Weekly Columns

With Obamacare, Americans were sold a false bill of goods that came with a price tag in the trillions. It has driven up health care costs, busted our budget, stifled job growth and raised taxes on hardworking Arkansans. 

Obamacare has created more problems than it solves. 

The skyrocketing premiums, rising out-of-pocket health care costs and shrinking paychecks all contribute to the underlying anxiety that is hanging over the heads of the American people. 

Add to that a massive new bureaucracy and stark reduction in choices, and you get a law that is simply unsalvageable. 

Obamacare has let the American people down. To see it any other way takes more than rose-colored glasses. It takes blinders. 

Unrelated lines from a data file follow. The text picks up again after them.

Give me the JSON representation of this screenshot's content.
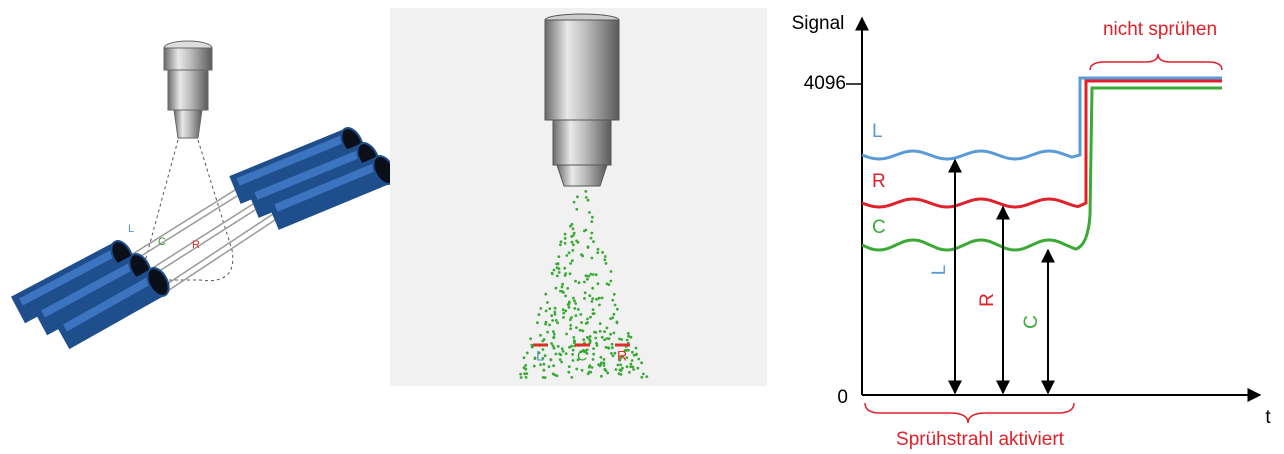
{
  "tube_illustration": {
    "labels": {
      "l": "L",
      "c": "C",
      "r": "R"
    }
  },
  "spray_view": {
    "labels": {
      "l": "L",
      "c": "C",
      "r": "R"
    }
  },
  "signal_diagram": {
    "y_axis_label": "Signal",
    "x_axis_label": "t",
    "ticks": {
      "top": "4096",
      "bottom": "0"
    },
    "curve_labels": {
      "l": "L",
      "r": "R",
      "c": "C"
    },
    "arrow_labels": {
      "l": "L",
      "r": "R",
      "c": "C"
    },
    "annotations": {
      "idle": "nicht sprühen",
      "active": "Sprühstrahl aktiviert"
    }
  }
}
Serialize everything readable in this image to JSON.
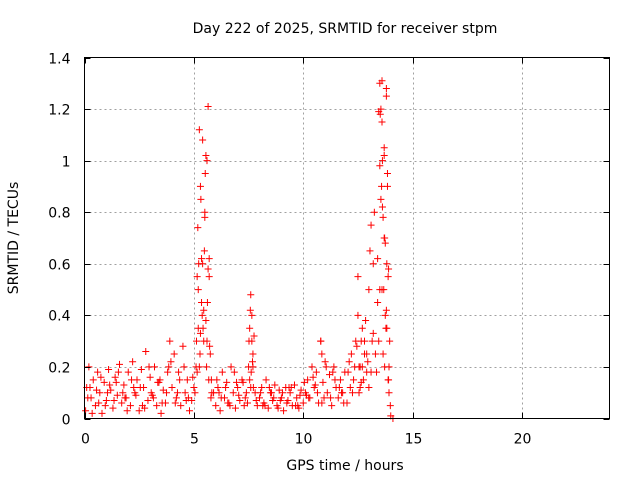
{
  "chart_data": {
    "type": "scatter",
    "title": "Day 222 of 2025, SRMTID for receiver stpm",
    "xlabel": "GPS time / hours",
    "ylabel": "SRMTID / TECUs",
    "xlim": [
      0,
      24
    ],
    "ylim": [
      0,
      1.4
    ],
    "xticks": [
      0,
      5,
      10,
      15,
      20
    ],
    "xtick_labels": [
      "0",
      "5",
      "10",
      "15",
      "20"
    ],
    "yticks": [
      0,
      0.2,
      0.4,
      0.6,
      0.8,
      1.0,
      1.2,
      1.4
    ],
    "ytick_labels": [
      "0",
      "0.2",
      "0.4",
      "0.6",
      "0.8",
      "1",
      "1.2",
      "1.4"
    ],
    "grid": true,
    "marker": "plus",
    "series": [
      {
        "name": "stpm",
        "color": "#ff0000",
        "x": [
          0.05,
          0.1,
          0.2,
          0.3,
          0.4,
          0.5,
          0.6,
          0.7,
          0.8,
          0.9,
          1.0,
          1.1,
          1.2,
          1.3,
          1.4,
          1.5,
          1.6,
          1.7,
          1.8,
          1.9,
          2.0,
          2.1,
          2.2,
          2.3,
          2.4,
          2.5,
          2.6,
          2.7,
          2.8,
          2.9,
          3.0,
          3.1,
          3.2,
          3.3,
          3.4,
          3.5,
          3.6,
          3.7,
          3.8,
          3.9,
          4.0,
          4.1,
          4.2,
          4.3,
          4.4,
          4.5,
          4.6,
          4.7,
          4.8,
          4.9,
          5.0,
          5.1,
          5.15,
          5.2,
          5.25,
          5.3,
          5.35,
          5.4,
          5.45,
          5.5,
          5.55,
          5.6,
          5.65,
          5.7,
          5.75,
          5.8,
          5.9,
          6.0,
          6.1,
          6.2,
          6.3,
          6.4,
          6.5,
          6.6,
          6.7,
          6.8,
          6.9,
          7.0,
          7.1,
          7.2,
          7.3,
          7.4,
          7.5,
          7.55,
          7.6,
          7.65,
          7.7,
          7.8,
          7.9,
          8.0,
          8.1,
          8.2,
          8.3,
          8.4,
          8.5,
          8.6,
          8.7,
          8.8,
          8.9,
          9.0,
          9.1,
          9.2,
          9.3,
          9.4,
          9.5,
          9.6,
          9.7,
          9.8,
          9.9,
          10.0,
          10.1,
          10.2,
          10.3,
          10.4,
          10.5,
          10.6,
          10.7,
          10.8,
          10.9,
          11.0,
          11.1,
          11.2,
          11.3,
          11.4,
          11.5,
          11.6,
          11.7,
          11.8,
          11.9,
          12.0,
          12.1,
          12.2,
          12.3,
          12.4,
          12.5,
          12.6,
          12.7,
          12.8,
          12.9,
          13.0,
          13.1,
          13.2,
          13.3,
          13.4,
          13.5,
          13.55,
          13.6,
          13.65,
          13.7,
          13.75,
          13.8,
          13.85,
          13.9,
          13.95,
          14.0,
          14.1,
          0.15,
          0.35,
          0.55,
          0.75,
          0.95,
          1.15,
          1.35,
          1.55,
          1.75,
          1.95,
          2.15,
          2.35,
          2.55,
          2.75,
          2.95,
          3.15,
          3.35,
          3.55,
          3.75,
          3.95,
          4.15,
          4.35,
          4.55,
          4.75,
          4.95,
          5.12,
          5.22,
          5.32,
          5.42,
          5.52,
          5.62,
          5.72,
          5.82,
          6.05,
          6.25,
          6.45,
          6.65,
          6.85,
          7.05,
          7.25,
          7.45,
          7.58,
          7.68,
          7.85,
          8.05,
          8.25,
          8.45,
          8.65,
          8.85,
          9.05,
          9.25,
          9.45,
          9.65,
          9.85,
          10.05,
          10.25,
          10.45,
          10.65,
          10.85,
          11.05,
          11.25,
          11.45,
          11.65,
          11.85,
          12.05,
          12.25,
          12.45,
          12.65,
          12.85,
          13.05,
          13.25,
          13.45,
          13.58,
          13.68,
          13.78,
          13.88,
          13.98,
          0.25,
          0.65,
          1.05,
          1.45,
          1.85,
          2.25,
          2.65,
          3.05,
          3.45,
          3.85,
          4.25,
          4.65,
          5.05,
          5.18,
          5.28,
          5.38,
          5.48,
          5.58,
          5.68,
          5.78,
          6.15,
          6.55,
          6.95,
          7.35,
          7.52,
          7.62,
          7.72,
          8.15,
          8.55,
          8.95,
          9.35,
          9.75,
          10.15,
          10.55,
          10.95,
          11.35,
          11.75,
          12.15,
          12.35,
          12.55,
          12.75,
          12.95,
          13.15,
          13.35,
          13.52,
          13.62,
          13.72,
          13.82,
          13.92,
          5.2,
          5.3,
          5.4,
          5.5,
          5.6,
          5.7,
          13.5,
          13.6,
          13.7,
          13.8,
          13.9,
          13.55,
          13.65,
          13.75,
          13.85,
          13.6,
          13.7,
          13.8,
          5.25,
          5.35,
          5.45,
          5.55,
          5.65,
          5.15,
          13.4,
          13.45,
          13.5,
          13.62,
          13.72,
          13.82,
          13.88,
          13.92,
          12.7,
          12.8,
          12.9,
          13.0,
          13.1,
          13.2,
          7.6,
          7.65,
          7.7,
          7.75,
          7.55,
          10.8,
          10.85,
          12.5,
          12.55,
          12.6,
          12.65
        ],
        "y": [
          0.03,
          0.12,
          0.2,
          0.08,
          0.15,
          0.05,
          0.18,
          0.1,
          0.02,
          0.14,
          0.07,
          0.19,
          0.11,
          0.04,
          0.16,
          0.09,
          0.21,
          0.06,
          0.13,
          0.08,
          0.18,
          0.05,
          0.22,
          0.1,
          0.15,
          0.03,
          0.19,
          0.12,
          0.26,
          0.07,
          0.16,
          0.09,
          0.2,
          0.05,
          0.14,
          0.02,
          0.11,
          0.06,
          0.18,
          0.3,
          0.12,
          0.25,
          0.08,
          0.18,
          0.05,
          0.28,
          0.1,
          0.15,
          0.03,
          0.07,
          0.12,
          0.2,
          0.55,
          0.35,
          1.12,
          0.9,
          0.62,
          1.08,
          0.42,
          0.8,
          1.02,
          0.3,
          1.21,
          0.62,
          0.25,
          0.15,
          0.1,
          0.05,
          0.12,
          0.03,
          0.18,
          0.08,
          0.14,
          0.06,
          0.2,
          0.1,
          0.04,
          0.12,
          0.07,
          0.15,
          0.05,
          0.1,
          0.2,
          0.35,
          0.48,
          0.3,
          0.25,
          0.1,
          0.05,
          0.08,
          0.12,
          0.06,
          0.15,
          0.04,
          0.1,
          0.07,
          0.13,
          0.05,
          0.11,
          0.08,
          0.03,
          0.12,
          0.07,
          0.1,
          0.05,
          0.13,
          0.08,
          0.04,
          0.11,
          0.06,
          0.1,
          0.15,
          0.08,
          0.2,
          0.12,
          0.18,
          0.06,
          0.3,
          0.14,
          0.22,
          0.1,
          0.17,
          0.05,
          0.2,
          0.12,
          0.08,
          0.15,
          0.1,
          0.18,
          0.06,
          0.22,
          0.25,
          0.15,
          0.3,
          0.55,
          0.2,
          0.35,
          0.25,
          0.18,
          0.5,
          0.75,
          0.6,
          0.25,
          0.45,
          0.98,
          1.2,
          1.31,
          0.78,
          1.05,
          0.4,
          1.28,
          0.95,
          0.58,
          0.3,
          0.01,
          0.0,
          0.08,
          0.02,
          0.11,
          0.16,
          0.05,
          0.13,
          0.07,
          0.18,
          0.1,
          0.03,
          0.15,
          0.09,
          0.12,
          0.04,
          0.2,
          0.08,
          0.14,
          0.06,
          0.1,
          0.22,
          0.06,
          0.15,
          0.2,
          0.08,
          0.16,
          0.3,
          0.6,
          0.85,
          0.35,
          0.95,
          0.45,
          0.28,
          0.1,
          0.15,
          0.08,
          0.12,
          0.05,
          0.18,
          0.09,
          0.14,
          0.06,
          0.42,
          0.22,
          0.07,
          0.1,
          0.05,
          0.12,
          0.08,
          0.04,
          0.1,
          0.06,
          0.12,
          0.05,
          0.09,
          0.14,
          0.08,
          0.16,
          0.1,
          0.06,
          0.2,
          0.08,
          0.15,
          0.12,
          0.06,
          0.18,
          0.1,
          0.28,
          0.14,
          0.38,
          0.65,
          0.8,
          1.19,
          0.9,
          0.5,
          0.35,
          0.15,
          0.05,
          0.12,
          0.06,
          0.1,
          0.14,
          0.08,
          0.12,
          0.05,
          0.1,
          0.15,
          0.2,
          0.1,
          0.07,
          0.1,
          0.74,
          0.25,
          0.4,
          0.65,
          0.2,
          0.15,
          0.08,
          0.1,
          0.06,
          0.14,
          0.08,
          0.3,
          0.18,
          0.12,
          0.05,
          0.1,
          0.07,
          0.12,
          0.05,
          0.09,
          0.13,
          0.08,
          0.18,
          0.1,
          0.12,
          0.2,
          0.1,
          0.15,
          0.22,
          0.3,
          0.18,
          1.18,
          1.0,
          0.7,
          0.6,
          0.2,
          0.5,
          0.33,
          0.6,
          0.78,
          1.0,
          0.55,
          1.3,
          0.5,
          0.7,
          0.42,
          0.15,
          0.85,
          0.25,
          0.68,
          0.9,
          1.15,
          1.02,
          1.25,
          0.2,
          0.45,
          0.3,
          0.38,
          0.58,
          0.18,
          0.62,
          0.3,
          0.5,
          0.82,
          0.2,
          0.35,
          0.55,
          0.1,
          0.2,
          0.3,
          0.25,
          0.12,
          0.18,
          0.33,
          0.12,
          0.4,
          0.2,
          0.32,
          0.15,
          0.3,
          0.25,
          0.4,
          0.2,
          0.12,
          0.3
        ]
      }
    ]
  }
}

Premiums are going up, deductibles are rising and the tax burden for hardworking Americans—and the small business owners that create many of their jobs—has significantly increased.

To that last point specifically, Obamacare hits American households with more than $1 trillion in new taxes over the next ten years. It will cost taxpayers more than $116 billion a year according to the Congressional Budget Office. On average, every American household can expect more than $20,000 in new taxes over the next ten years. 

The Senate took a crucial step forward in beginning to lift the burdens and higher costs this law has placed on all Americans. The legislation we passed eliminates more than $1 trillion in tax increases placed on the American people, while saving more than $500 billion in spending. Most importantly, this bill begins to build a bridge from the president’s broken promises to a better health care system for hardworking families across the country. 

That better system is rooted in flexibility, choice, portability and fairness. We must remove bureaucracy from the equation, put patients in control and force insurance companies to compete for their business. 

That is the way to create a sustainable health care system. Sustainable being the the key word as the wheels are already falling off of Obamacare. 

Bloomberg Business reports that UnitedHealth may quit selling coverage in Obamacare’s individual markets in 2017. Losses from the plans this year and next will total more than half a billion dollars. 

This is significant. UnitedHealth is the largest U.S. insurer when you measure by enrollment numbers. The company is experienced in the insurance industry and its technical unit stepped in to help save the program after the disastrous launch of Healthcare.gov. Competitors Anthem and Aetna, among others, have also suffered losses in the marketplaces. 

The Wall Street Journal said insurers cite Obamacare’s foundation as the root problem. The rules that require insurers “to sell to everybody, regardless of their medical history, and at equal prices” has lead to plans carrying “more sick people and fewer healthy people.” Obamacare’s survival depends on enrollment trends that are the exact opposite of this. 

So what happens when Obamacare implodes because it is not doing as well as the Administration pretends it is? 

We can’t wait for that to happen. 

Repeal is the first step. This bill will make the President’s desk and it accomplishes that goal. He will likely veto it, but it sends a clear message that the American people want to replace this program with market-based solutions that will bring the changes that Obamacare, and all it’s broken promises, simply cannot deliver.